The issue I have recommending “accelerators” is that they’re either too cheap when it comes to capabilities or too expensive in $$$.
If they’re cheap, they’re likely both not programmable and have only a small amount of inflexible CAM for storing the FIB (I guess you could still call it a FIB even through there’s all kinds of junk in those entries), and all you typically need is one kid doing a bunch of DHT / P2P lookups or ramping up connections to start thrashing your CAM entrie – at which point you start writing complicated firewall rules to limit them, … ugh.
On the other hand, if you buy enough of those expensive cards you get sent a bunch of sad consulting engineers to go with the cards that probably will be hard to use effectively – both the card and the people, … poor folks god bless them.
There’s also no reason to not consider having a secondary x86 router and doing some kind of VRRP / moving VIPs between them … so that your networks is still up while you’re upgrading one of the routers. … well except that 2 machines cost twice the money. … but you also get to spread the load across 2 machines when both are working.
In any case, … regardless of the chosen option - setting up a simulated test network should be easy enough thanks to network namespace containers and ipvlan/macvlan these days - and is worth it for @dual_brot to do, before they rip out the currently “working” router.
For example, one could easily grab a linux laptop and write a shell script to create e.g. a 200 virtual nics each with their own mac address (macvlan), assign them IPs and then have e.g. nginx listening on all of them.
And then on the other side, you can have your load generator linux laptop - just setup another 200 network namespace and run something like github.com/wg/wrk once per network namespace with a random subset of those IPs. You’ll have thousands of real connection tuples on the router in no time, and you’ll be able to observe the behavior including the overall throughput.
One thing people don’t realize is that a typical e.g. macbook pro level hardware you can just get from a computer store (or order online these days) can issue enough legitimate looking requests to rival what 10 years ago would have made the news as a dos attack.
Like: OMG! the RPM on our spammy blog is over 60,000 ! - oh it’s just Bob testing, ah ok … 5 minutes later … oh damn it Bob you’re running with multiple threads now, stop pointing loadtest traffic at prod.. It’s that ridiculous.

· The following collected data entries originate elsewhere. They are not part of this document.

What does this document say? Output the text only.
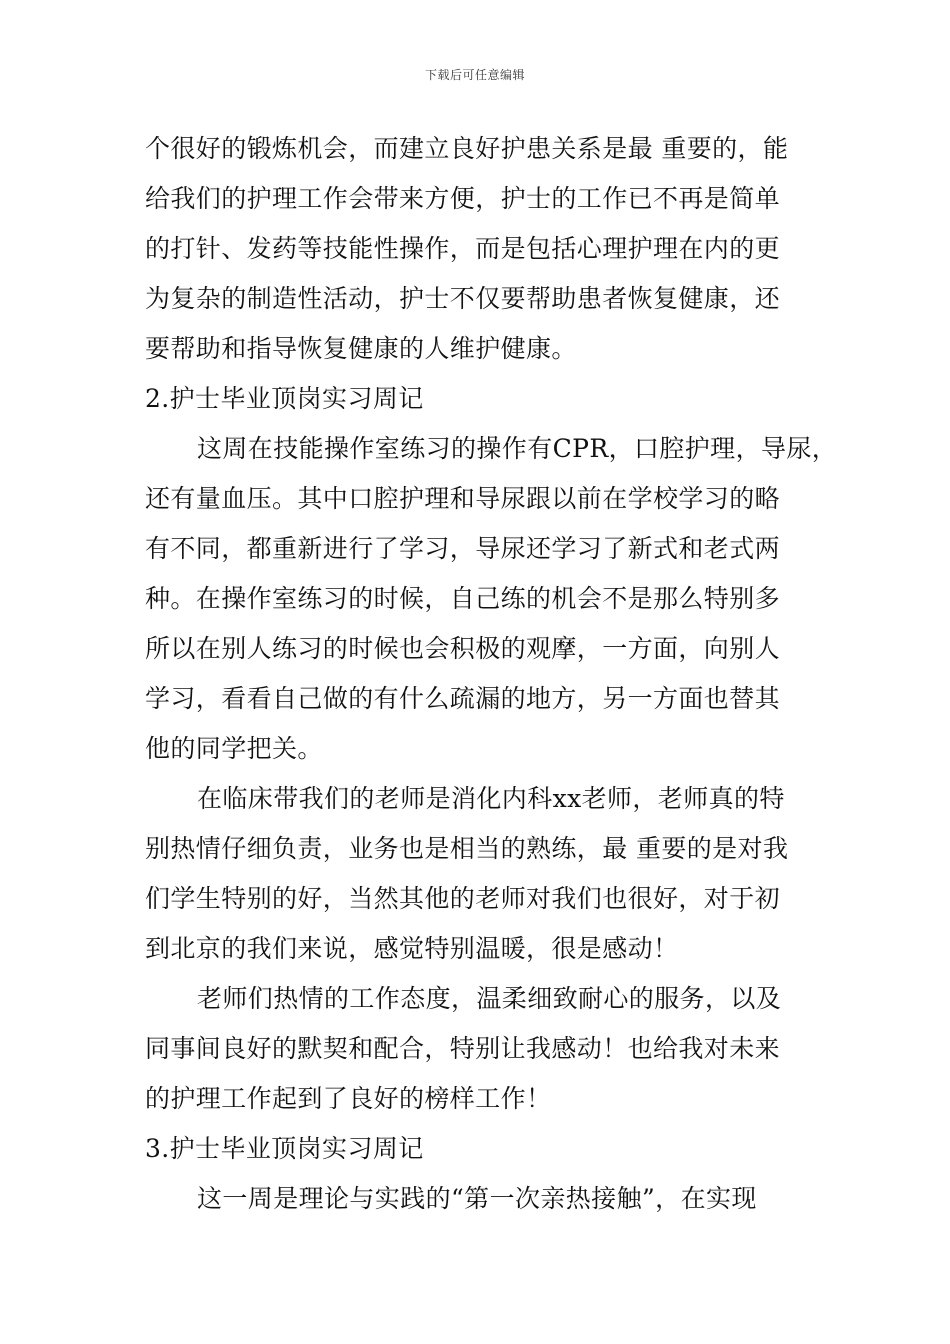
下载后可任意编辑
个很好的锻炼机会，而建立良好护患关系是最 重要的，能
给我们的护理工作会带来方便，护士的工作已不再是简单
的打针、发药等技能性操作，而是包括心理护理在内的更
为复杂的制造性活动，护士不仅要帮助患者恢复健康，还
要帮助和指导恢复健康的人维护健康。
2.护士毕业顶岗实习周记
这周在技能操作室练习的操作有CPR，口腔护理，导尿，
还有量血压。其中口腔护理和导尿跟以前在学校学习的略
有不同，都重新进行了学习，导尿还学习了新式和老式两
种。在操作室练习的时候，自己练的机会不是那么特别多
所以在别人练习的时候也会积极的观摩，一方面，向别人
学习，看看自己做的有什么疏漏的地方，另一方面也替其
他的同学把关。
在临床带我们的老师是消化内科xx老师，老师真的特
别热情仔细负责，业务也是相当的熟练，最 重要的是对我
们学生特别的好，当然其他的老师对我们也很好，对于初
到北京的我们来说，感觉特别温暖，很是感动！
老师们热情的工作态度，温柔细致耐心的服务，以及
同事间良好的默契和配合，特别让我感动！也给我对未来
的护理工作起到了良好的榜样工作！
3.护士毕业顶岗实习周记
这一周是理论与实践的“第一次亲热接触”，在实现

My point is that you don’t really need to buy expensive “solutions” just so you could do a basic low bandwidth (<10Gbps) loadtest. (well you probably need a desktop with a free pcie slot for >1Gbps, there’s a shortage of thunderbolt 10Gbps nics for some reason).
There’s no reason not to do it, and whichever issues you resolve during loadtest will be issues you won’t have to resolve before stuffing the router into “prod” environment. You can ask for help here on the forums or on IRC or on various mailing lists where developers hang out.
The thing I don’t know much about is pfSense, … I sort of gave up because I wanted to run my router virtualized with a KVM host and virtio nics, … and FreeBSD (and pfSense) had a bunch of issues with both e1000 and virtio drivers and I couldn’t really get useful performance out of it even at home and ran out of time to debug, in contrast, linux worked oob - so I just used that. Now my home router is just a plain old linux box running debian testing - not any kind of fancy routing distro.